Interpretation: Rank-based effects are less intuitive than fold changes. “Treatment increases ranks” is harder to communicate than “treatment doubles abundance”.
Balance: ART works best with balanced designs (equal n per cell). Unbalanced designs can give unreliable interaction tests.
Not a magic fix: If your data has fundamental problems (outlier samples, batch effects), ART won’t save you.
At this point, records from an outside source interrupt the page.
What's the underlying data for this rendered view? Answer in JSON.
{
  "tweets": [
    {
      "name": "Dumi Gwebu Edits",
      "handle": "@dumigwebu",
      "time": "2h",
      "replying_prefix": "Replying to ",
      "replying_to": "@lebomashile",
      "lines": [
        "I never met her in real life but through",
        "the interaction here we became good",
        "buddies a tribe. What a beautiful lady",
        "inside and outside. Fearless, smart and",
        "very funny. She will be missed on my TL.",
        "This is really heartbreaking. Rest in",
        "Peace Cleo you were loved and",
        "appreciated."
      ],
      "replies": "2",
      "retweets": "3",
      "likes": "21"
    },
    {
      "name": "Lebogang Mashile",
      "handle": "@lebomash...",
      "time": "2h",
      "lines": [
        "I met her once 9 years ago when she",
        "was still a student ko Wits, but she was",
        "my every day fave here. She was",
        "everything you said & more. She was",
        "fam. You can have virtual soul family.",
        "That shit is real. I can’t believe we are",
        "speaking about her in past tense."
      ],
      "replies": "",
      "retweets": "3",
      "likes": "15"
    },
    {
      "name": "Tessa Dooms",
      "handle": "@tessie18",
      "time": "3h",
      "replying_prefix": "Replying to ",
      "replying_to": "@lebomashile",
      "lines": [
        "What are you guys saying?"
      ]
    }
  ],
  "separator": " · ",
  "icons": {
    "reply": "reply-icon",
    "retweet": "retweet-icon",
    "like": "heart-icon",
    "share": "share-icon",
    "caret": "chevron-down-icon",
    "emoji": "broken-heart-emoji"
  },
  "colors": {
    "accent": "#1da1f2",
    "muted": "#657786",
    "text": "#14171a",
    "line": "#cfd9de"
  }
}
Fix the problems first.
Practical recommendations
- Start with GLM - it’s the default for good reason
-
Check GLM fit - run
plot_fit_diagnostics(results)(seevignette("checking_fit")) - If diagnostics look poor, try ART on the same data
- Compare results - where do methods agree and disagree?
- For publication, report which method you used and why
Decision tree:
GLM diagnostics OK?
→ Yes: Use GLM
→ No: Try ART
↓
ART diagnostics OK?
→ Yes: Use ART
→ No: You may need more data, or the effect isn't there
When both methods fail
If neither GLM nor ART gives sensible results:
- Check data quality: Outlier samples, batch effects, normalisation issues
- Consider sample size: May not have power to detect effects
- Simplify the model: Too many factors for the data?
- Accept the null: Sometimes there’s no effect to find
See peppwR for power analysis to understand what effect sizes your experiment can detect.